Sorry for the ranting, but I just feel really frustrated and overwhelmed.

livinTX
03-27-2007, 09:20 PM
If you really, really want it, you CAN stop it. The overexercising sucks, I've been there, done that, and messed up my knees tremendously because of ignoring pain and running through it. You can stop. It feels weird and wrong at first, and you're likely to have anxiety, but I just kept telling myself I was doing what was best for my body and my body needed a rest and needed me to take care of it and nourish it.

Ask yourself this: Do you want to spend the rest of your life overexercising and restricting? I know I didn't. In fact, the thought of having to live that way until I did die just filled me with despair. I felt I'd rather be dead than to have to keep living a life focused around the ED. If you feel this way, there is hope.

You have to start with actions. It's hard yes, but you have to begin by not giving in to the ED compulsions to overexercise. At the very least, start turning runs into walks then start decreasing the time spent exercising. Now, I take days off from exercising. I exercise about 4-5 days a week, sometimes more, sometimes less, I just listen to my body and I exercise at much lower intensities than before. If I'm tired or sore, I take a break. If I'm sick, I take a break. And guess what? My weight hardly changes.
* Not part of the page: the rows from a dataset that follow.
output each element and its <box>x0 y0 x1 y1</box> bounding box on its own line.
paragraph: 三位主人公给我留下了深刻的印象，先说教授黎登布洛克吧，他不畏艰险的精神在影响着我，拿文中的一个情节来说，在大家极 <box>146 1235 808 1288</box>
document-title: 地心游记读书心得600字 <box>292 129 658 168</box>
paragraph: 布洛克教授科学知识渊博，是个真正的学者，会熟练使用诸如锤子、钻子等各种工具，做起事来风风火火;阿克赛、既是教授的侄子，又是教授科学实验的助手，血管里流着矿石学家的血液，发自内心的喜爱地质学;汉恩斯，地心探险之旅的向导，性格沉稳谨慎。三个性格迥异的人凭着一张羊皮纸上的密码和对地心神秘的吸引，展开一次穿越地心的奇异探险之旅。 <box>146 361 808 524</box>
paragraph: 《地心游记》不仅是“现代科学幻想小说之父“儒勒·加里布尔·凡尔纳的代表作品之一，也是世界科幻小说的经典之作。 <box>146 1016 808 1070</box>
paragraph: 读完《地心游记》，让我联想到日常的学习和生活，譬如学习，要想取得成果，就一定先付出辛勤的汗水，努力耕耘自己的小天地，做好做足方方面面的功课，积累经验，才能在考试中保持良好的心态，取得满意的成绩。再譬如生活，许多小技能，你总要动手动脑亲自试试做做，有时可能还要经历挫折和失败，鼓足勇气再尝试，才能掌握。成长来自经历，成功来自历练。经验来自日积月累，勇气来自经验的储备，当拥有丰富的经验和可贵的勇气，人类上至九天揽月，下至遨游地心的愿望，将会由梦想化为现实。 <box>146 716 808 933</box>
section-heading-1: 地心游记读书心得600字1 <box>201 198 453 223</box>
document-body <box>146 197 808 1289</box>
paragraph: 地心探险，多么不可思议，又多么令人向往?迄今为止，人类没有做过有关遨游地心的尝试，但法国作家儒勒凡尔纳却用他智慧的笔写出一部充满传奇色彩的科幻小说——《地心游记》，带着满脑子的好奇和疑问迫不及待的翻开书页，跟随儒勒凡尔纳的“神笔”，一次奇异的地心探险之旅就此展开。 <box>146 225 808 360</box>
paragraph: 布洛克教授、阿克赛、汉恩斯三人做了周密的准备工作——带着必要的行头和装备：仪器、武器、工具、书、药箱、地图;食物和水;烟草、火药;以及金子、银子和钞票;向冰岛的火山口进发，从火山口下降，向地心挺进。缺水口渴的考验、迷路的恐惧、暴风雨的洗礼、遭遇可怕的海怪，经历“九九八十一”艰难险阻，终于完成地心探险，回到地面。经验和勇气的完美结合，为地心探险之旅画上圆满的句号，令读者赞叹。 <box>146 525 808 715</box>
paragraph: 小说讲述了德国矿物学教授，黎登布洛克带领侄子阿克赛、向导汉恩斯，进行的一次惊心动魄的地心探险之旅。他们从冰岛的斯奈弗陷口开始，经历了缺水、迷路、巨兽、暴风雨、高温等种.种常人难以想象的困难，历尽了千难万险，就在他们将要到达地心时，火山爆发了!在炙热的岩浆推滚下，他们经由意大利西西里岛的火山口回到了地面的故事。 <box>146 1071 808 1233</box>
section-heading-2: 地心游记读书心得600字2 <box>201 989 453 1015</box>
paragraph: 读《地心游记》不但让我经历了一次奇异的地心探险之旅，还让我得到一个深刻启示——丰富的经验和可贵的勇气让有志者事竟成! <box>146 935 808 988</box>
Do realize you don't get well by virtue alone. Attending sessions with therapists, psychiatrists, dieticians is all well and good, but you won't recover from the ED habits if outside of those sessions, you do everything to thwart recovery and hang on to the ED.

I know it is scary. For so long, my identity was so wrapped up in the ED that I was scared to let it go. But is it worth it for people to just say, "Oh, she was skinny."? I wanted to be a good wife, sister, friend, aunt, daughter. Really, I want people to remember me for my positive qualities and not just that I had an ED and was skinny and obsessed with food & calories.
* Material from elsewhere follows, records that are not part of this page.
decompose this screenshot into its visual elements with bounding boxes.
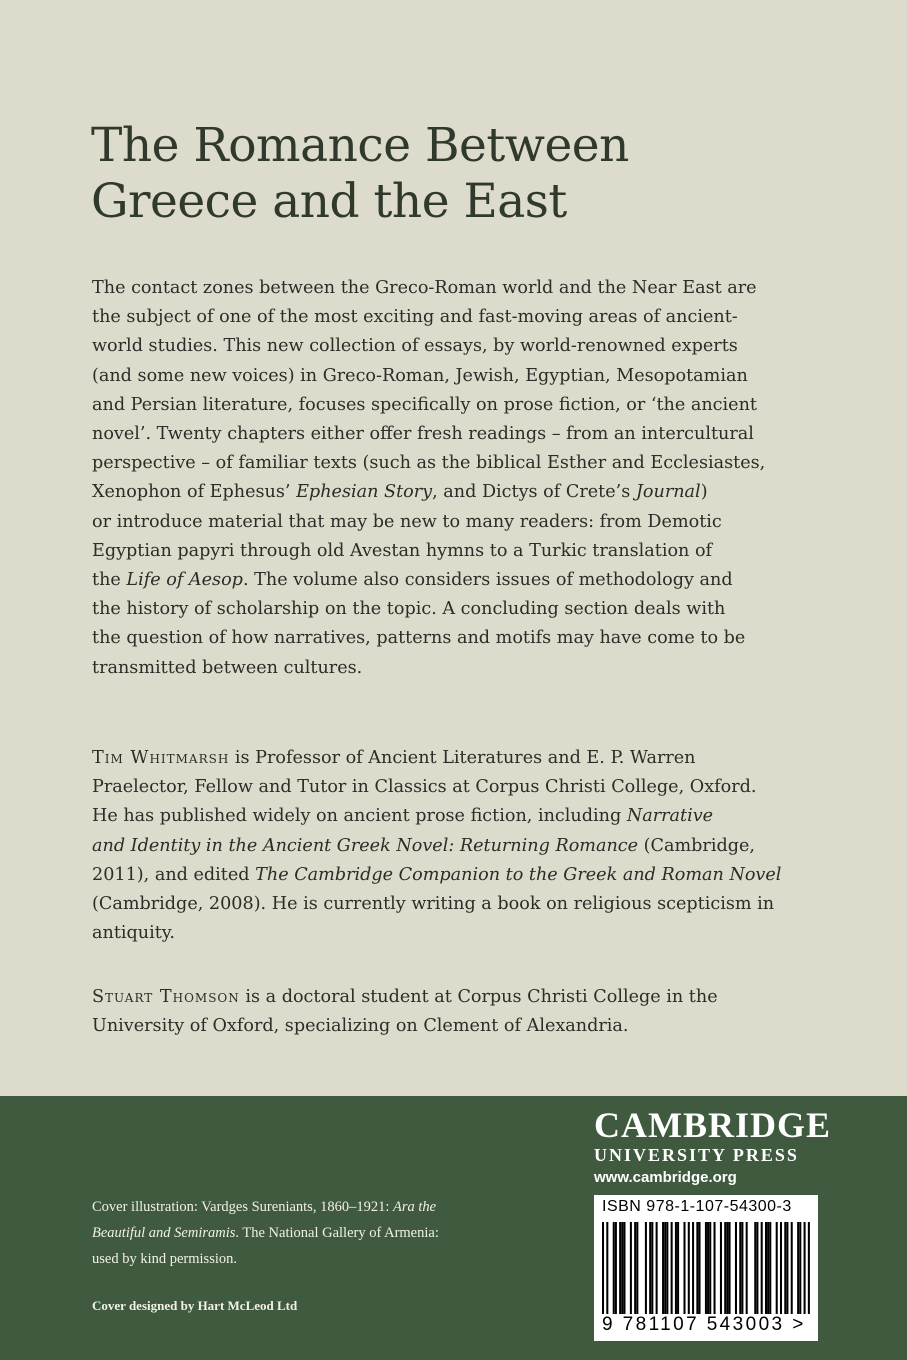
- barcode: [594, 1195, 818, 1341]
- publisher-logo: CAMBRIDGE UNIVERSITY PRESS www.cambridge.org: [594, 1105, 832, 1186]
- book-description: [92, 274, 766, 683]
- isbn-label: ISBN 978-1-107-54300-3: [602, 1198, 792, 1215]
- barcode-bars: [602, 1222, 810, 1314]
- barcode-digits: 9 781107 543003 >: [602, 1314, 806, 1335]
- blurb-line: and Persian literature, focuses specifically on prose fiction, or ‘the ancient: [92, 394, 757, 415]
- blurb-line: the subject of one of the most exciting and fast-moving areas of ancient-: [92, 307, 738, 328]
- editor-bio-thomson: Stuart Thomson is a doctoral student at Corpus Christi College in the University of Oxford, specializing on Clement of Alexandria.: [92, 987, 718, 1037]
- footer-band: [0, 1096, 907, 1360]
- blurb-line: world studies. This new collection of essays, by world-renowned experts: [92, 336, 738, 357]
- editor-name: Tim Whitmarsh: [92, 748, 230, 768]
- editor-bio-whitmarsh: Tim Whitmarsh is Professor of Ancient Literatures and E. P. Warren Praelector, Fellow and Tutor in Classics at Corpus Christi College, Oxford. He has published widely on ancient prose fiction, including Narrative and Identity in the Ancient Greek Novel: Returning Romance (Cambridge, 2011), and edited The Cambridge Companion to the Greek and Roman Novel (Cambridge, 2008). He is currently writing a book on religious scepticism in antiquity.: [92, 748, 782, 944]
- blurb-line: the history of scholarship on the topic. A concluding section deals with: [92, 599, 726, 620]
- cover-credit: Cover illustration: Vardges Sureniants, 1860–1921: Ara the Beautiful and Semiramis. The National Gallery of Armenia: used by kind permission.: [92, 1199, 439, 1267]
- blurb-line: novel’. Twenty chapters either offer fresh readings – from an intercultural: [92, 424, 754, 445]
- blurb-line: Egyptian papyri through old Avestan hymns to a Turkic translation of: [92, 540, 713, 561]
- title-line-2: Greece and the East: [91, 174, 567, 229]
- blurb-line: (and some new voices) in Greco-Roman, Jewish, Egyptian, Mesopotamian: [92, 365, 748, 386]
- publisher-url: www.cambridge.org: [594, 1169, 737, 1186]
- blurb-line: The contact zones between the Greco-Roman world and the Near East are: [92, 278, 757, 298]
- title-line-1: The Romance Between: [91, 118, 629, 173]
- editor-name: Stuart Thomson: [92, 987, 240, 1007]
- blurb-line: the Life of Aesop. The volume also considers issues of methodology and: [92, 570, 733, 591]
- book-title: [91, 118, 629, 230]
- blurb-line: or introduce material that may be new to many readers: from Demotic: [92, 511, 722, 532]
- blurb-line: Xenophon of Ephesus’ Ephesian Story, and Dictys of Crete’s Journal): [92, 482, 708, 503]
- blurb-line: the question of how narratives, patterns and motifs may have come to be: [92, 628, 746, 649]
- blurb-line: transmitted between cultures.: [92, 657, 363, 678]
- blurb-line: perspective – of familiar texts (such as the biblical Esther and Ecclesiastes,: [92, 453, 766, 474]
- designer-credit: Cover designed by Hart McLeod Ltd: [92, 1298, 298, 1313]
I suggest you find the thread titled "Some motivation--benefits of recovery" and read it, maybe even print it out because trust me, there is a way out of this misery, and it is worth it.

MariaBB
03-28-2007, 09:53 AM
I'm so frustrated with all of these emotions and my physical issues from the running. I hate these feelings and the constant crying.

I've been in therapy for just over a year, and sometimes feel I'm getting worse! In therapy you learn to face difficult issues and have to experience the emotions you've been ignoring. It is hard, and sometimes these repressed issues cause me to slip into self-destructive behavior - such as uncontrollable crying spells, self-injury, and unhealthy eating/exercising. It's like therapy "awakes the beast within". Fortunatley, I am aware that in the larger scope of things I am healing by going through this. Just keep this in mind when you go down the therapy road. It's a tough road to travel but it leads to a better place.

livinTX
03-28-2007, 11:07 AM
It doesn't always have to get worse before it gets better. It may not feel like it, but in some of this in your ED actions, you really DO have a choice.

While crying constantly is painful, sometimes you need an outlet for the grief. It's OK to cry; it's natural and human.

What I do suggest you focus on with your therapist is developing non-ED related strategies for coping with these emotions. Instead of overexercising, start journalling or writing or take up photography. Feel the compulsion to run, force yourself to take a warm soak in the tub with a good book (I suggest steering away from women's magazines during recovery as you will be hard pressed to find 1 magazine without at least one story on cooking, dieting, exercising, losing weight and that can be triggering). During my recovery, I made a goal to read all the mystery novels by Agatha Christie (she wrote a lot of books!) and I did it! Take up a new hobby--latchhooking is very simple, or knitting, learn how to make clay beads or candles or soap and most importantly, turn to this new hobby instead of ED behaviors to help you cope. No, it isn't easy, but over time, you will find yourself less and less obsessed with having to exercise all the time especially when your body is in actual physical pain, it is telling you it needs a break!